Wie viele Kliniken melden an das Intensivregister?

Bundesgesundheitsminister Jens Spahn hat eine Verordnung erlassen, die alle Krankenhäuser mit Intensivstation verpflichtet, eine tägliche Meldung an das Intensivregister abzugeben. Seit diese Verordnung wirksam ist, melden nahezu alle Kliniken ihre Kapazitäten. Damit ist das Intensivregister von DIVI und Robert Koch-Institut eine verlässliche Quelle, um die Auslastung des deutschen Gesundsheitswesens durch COVID-19-Patienten zu bewerten.

Wann kommen die Intensivstationen an ihr Limit?

Immer mehr COVID-19-Patienten landen auf den deutschen Intensivstationen - vor allem in Baden-Württemberg und Bayern. Schon jetzt gibt es erste Intensivstationen, die zumindest kurzfristig schließen müssen. Neue Patienten können dann nur noch aufgenommen werden, wenn andere COVID-19-Patienten verlegt werden - möglicherweise auch in andere Bundesländer.

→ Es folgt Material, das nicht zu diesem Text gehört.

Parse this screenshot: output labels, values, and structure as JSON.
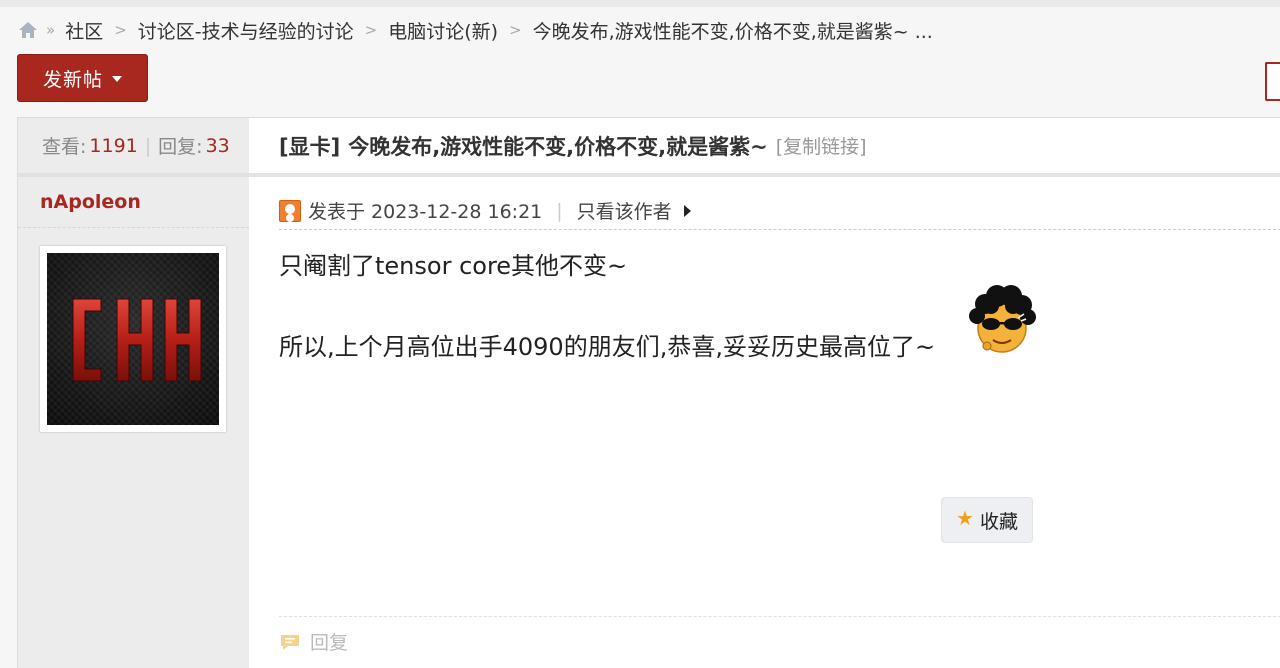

Auf Grundlage des neuen Intensivbettenregisters möchte die DIVI zusammen mit dem Robert Koch-Institut auch die Entwicklung für die nächsten Tage voraussagen. Dabei geht es vor allem um die Frage, ob die Zahl der freien Intensivbetten ausreicht und mit wie vielen neuen COVID-19-Patienten die Intensivstationen deutschlandweit rechnen müssen. Noch ist keine Voraussage veröffentlicht.

Warum sehe ich nicht, wie viele Intensivbetten in einer Klinik frei sind?

Mit dem neuen Intensivbettenregister sollen sich vor allem die Kliniken besser abstimmen können. Falls eine Intensivstation keinen Patienten mehr aufnehmen kann, können Patienten so schneller verlegt werden. Wie viele Betten in den einzelnen Kliniken frei sind, können aber nur die Kliniken sehen. Damit soll verhindert werden, dass schwer kranke Patienten gezielt einzelne Kliniken ansteuern.